Однажды объявились в Гуде. Деревня как деревня, люди живут, землю пашут, рыбачат, строятся... А пришлые, говорят, в этом деле мастера. Нашлись хозяева, кому они были нужны.
В деревне как: коль новые люди, так к ним — с вниманием, с присмотром, дескать, это хорошо, что мастеровые, а так что за птицы? Оказывается, холостяки, вечерами не прочь на гулянье прийти да с местными девчатами сплясать. А те нет-нет да и посматривают с улыбками на чужаков — ребята видные, при костюмах, в сапогах, не то что свои: в чем дома, в том и на вечерки. Вот и решили однажды гуднянские кавалеры проучить чужаков: увели инструмент. А инструмент дорогой, как у стоящих мастеров, где его здесь купишь?
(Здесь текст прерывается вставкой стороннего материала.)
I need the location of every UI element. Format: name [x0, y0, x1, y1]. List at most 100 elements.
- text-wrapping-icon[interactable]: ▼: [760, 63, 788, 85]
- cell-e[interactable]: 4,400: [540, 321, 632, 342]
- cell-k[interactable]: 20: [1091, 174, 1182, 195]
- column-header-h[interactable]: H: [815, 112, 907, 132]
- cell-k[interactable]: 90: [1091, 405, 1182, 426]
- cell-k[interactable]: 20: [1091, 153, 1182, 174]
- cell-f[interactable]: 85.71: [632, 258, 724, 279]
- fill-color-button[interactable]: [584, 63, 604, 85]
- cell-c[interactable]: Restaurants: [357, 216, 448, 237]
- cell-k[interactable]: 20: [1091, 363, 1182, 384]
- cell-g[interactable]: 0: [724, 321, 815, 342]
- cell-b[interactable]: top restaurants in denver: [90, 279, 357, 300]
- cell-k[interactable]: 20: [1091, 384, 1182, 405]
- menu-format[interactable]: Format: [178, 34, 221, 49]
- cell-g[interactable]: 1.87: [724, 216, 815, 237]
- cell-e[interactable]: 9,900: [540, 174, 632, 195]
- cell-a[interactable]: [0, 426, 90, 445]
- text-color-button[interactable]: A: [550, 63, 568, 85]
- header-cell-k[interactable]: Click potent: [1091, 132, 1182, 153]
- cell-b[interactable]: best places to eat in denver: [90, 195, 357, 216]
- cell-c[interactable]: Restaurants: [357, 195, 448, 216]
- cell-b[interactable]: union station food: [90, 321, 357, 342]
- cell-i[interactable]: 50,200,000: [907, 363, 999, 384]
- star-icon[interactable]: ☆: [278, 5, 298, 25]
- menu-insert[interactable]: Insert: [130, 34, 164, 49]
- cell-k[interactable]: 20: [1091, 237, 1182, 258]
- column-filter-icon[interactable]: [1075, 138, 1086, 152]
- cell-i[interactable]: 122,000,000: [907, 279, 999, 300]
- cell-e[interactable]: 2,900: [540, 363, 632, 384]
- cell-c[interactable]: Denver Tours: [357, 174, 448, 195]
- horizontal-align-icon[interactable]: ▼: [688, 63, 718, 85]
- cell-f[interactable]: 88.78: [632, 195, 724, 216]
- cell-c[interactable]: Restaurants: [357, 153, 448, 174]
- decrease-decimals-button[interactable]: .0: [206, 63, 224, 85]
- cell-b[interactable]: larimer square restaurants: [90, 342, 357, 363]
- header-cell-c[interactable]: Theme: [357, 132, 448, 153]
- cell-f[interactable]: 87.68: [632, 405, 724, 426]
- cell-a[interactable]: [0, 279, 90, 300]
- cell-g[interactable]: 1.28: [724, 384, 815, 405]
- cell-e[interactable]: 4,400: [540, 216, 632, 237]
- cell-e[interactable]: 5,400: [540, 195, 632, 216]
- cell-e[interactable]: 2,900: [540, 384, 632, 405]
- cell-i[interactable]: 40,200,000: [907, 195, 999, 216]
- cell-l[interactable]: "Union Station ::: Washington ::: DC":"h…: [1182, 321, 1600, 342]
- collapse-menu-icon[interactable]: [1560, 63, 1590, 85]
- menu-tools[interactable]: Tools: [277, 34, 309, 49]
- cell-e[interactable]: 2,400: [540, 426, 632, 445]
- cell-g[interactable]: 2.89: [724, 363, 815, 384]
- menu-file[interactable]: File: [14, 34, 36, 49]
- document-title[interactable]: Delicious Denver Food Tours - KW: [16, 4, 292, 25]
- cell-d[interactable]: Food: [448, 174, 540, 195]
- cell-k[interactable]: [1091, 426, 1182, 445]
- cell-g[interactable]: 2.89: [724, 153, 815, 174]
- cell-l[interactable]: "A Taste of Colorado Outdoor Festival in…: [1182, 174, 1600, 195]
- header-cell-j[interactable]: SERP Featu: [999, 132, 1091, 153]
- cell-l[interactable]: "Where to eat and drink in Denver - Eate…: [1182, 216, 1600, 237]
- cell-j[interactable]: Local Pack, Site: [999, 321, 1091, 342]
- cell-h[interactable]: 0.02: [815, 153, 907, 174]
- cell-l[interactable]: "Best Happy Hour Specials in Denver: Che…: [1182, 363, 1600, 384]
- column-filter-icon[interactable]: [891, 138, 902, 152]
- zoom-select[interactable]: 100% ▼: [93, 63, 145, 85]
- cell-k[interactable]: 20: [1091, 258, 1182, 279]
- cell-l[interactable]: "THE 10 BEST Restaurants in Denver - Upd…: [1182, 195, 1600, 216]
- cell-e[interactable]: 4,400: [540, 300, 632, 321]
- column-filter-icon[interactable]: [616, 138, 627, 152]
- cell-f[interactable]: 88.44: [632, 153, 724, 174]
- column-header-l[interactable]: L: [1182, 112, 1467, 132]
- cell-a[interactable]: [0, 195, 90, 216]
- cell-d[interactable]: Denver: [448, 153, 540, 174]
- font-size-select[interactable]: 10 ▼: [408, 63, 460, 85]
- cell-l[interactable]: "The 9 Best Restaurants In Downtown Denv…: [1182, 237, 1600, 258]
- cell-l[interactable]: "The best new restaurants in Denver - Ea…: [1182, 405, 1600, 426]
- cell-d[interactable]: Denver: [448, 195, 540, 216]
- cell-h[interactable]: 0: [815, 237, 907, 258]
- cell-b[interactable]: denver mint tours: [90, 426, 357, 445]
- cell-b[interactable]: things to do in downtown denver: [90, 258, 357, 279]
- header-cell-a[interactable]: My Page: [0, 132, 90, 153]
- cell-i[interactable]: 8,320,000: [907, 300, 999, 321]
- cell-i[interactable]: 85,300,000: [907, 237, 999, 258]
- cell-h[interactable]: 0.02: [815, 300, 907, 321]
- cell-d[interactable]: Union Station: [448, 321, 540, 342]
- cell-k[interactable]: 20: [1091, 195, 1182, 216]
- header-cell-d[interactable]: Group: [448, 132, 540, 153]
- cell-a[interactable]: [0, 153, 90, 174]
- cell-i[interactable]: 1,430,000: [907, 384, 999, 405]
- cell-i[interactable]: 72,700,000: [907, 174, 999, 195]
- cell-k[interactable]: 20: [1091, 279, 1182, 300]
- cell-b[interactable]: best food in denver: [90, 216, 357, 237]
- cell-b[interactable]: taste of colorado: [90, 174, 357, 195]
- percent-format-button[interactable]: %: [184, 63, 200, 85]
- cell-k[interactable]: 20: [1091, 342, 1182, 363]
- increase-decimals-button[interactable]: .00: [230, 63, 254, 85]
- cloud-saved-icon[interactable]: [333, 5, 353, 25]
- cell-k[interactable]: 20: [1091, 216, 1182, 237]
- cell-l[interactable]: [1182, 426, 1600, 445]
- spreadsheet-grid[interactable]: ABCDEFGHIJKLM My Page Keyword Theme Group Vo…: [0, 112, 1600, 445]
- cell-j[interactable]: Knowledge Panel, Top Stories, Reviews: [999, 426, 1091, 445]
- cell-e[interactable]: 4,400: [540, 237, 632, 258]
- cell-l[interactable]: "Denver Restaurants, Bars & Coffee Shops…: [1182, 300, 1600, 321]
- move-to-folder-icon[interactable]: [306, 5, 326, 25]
Долго думал Ефим, как быть, и надумал: пущу слух, что колдовским словом владею. А что? По земле хожу, можно сказать, бродяга, черный, словно смолье, видел, старые женщины поглядывают с опаской (как бы чего на живность не наслал). Вот и сказал однажды Ефим на вечеринке товарищу так, чтобы все услышали, дескать, слово тайное знаю, напущу на того, кто инструмент увел, он его назад в зубах притащит, да еще волком будет выть...
Вернули инструмент, подбросили под ворота сарая хозяина, в котором ночевали Ефим с товарищем. А чародеем еще долго Ефим значился. Тем более, и подтверждение этому было: знали сельчане, что вскоре после случая с инструментом Ефим своим только ему ведомым словом местную девушку чуть ли не с того света вытащил, а потом и в жены взял. (На ту девушку после испуга хворь навалилась, да такая, что и свои, и чужие знахари перед ней были бессильны, а он враз ее на ноги поднял.)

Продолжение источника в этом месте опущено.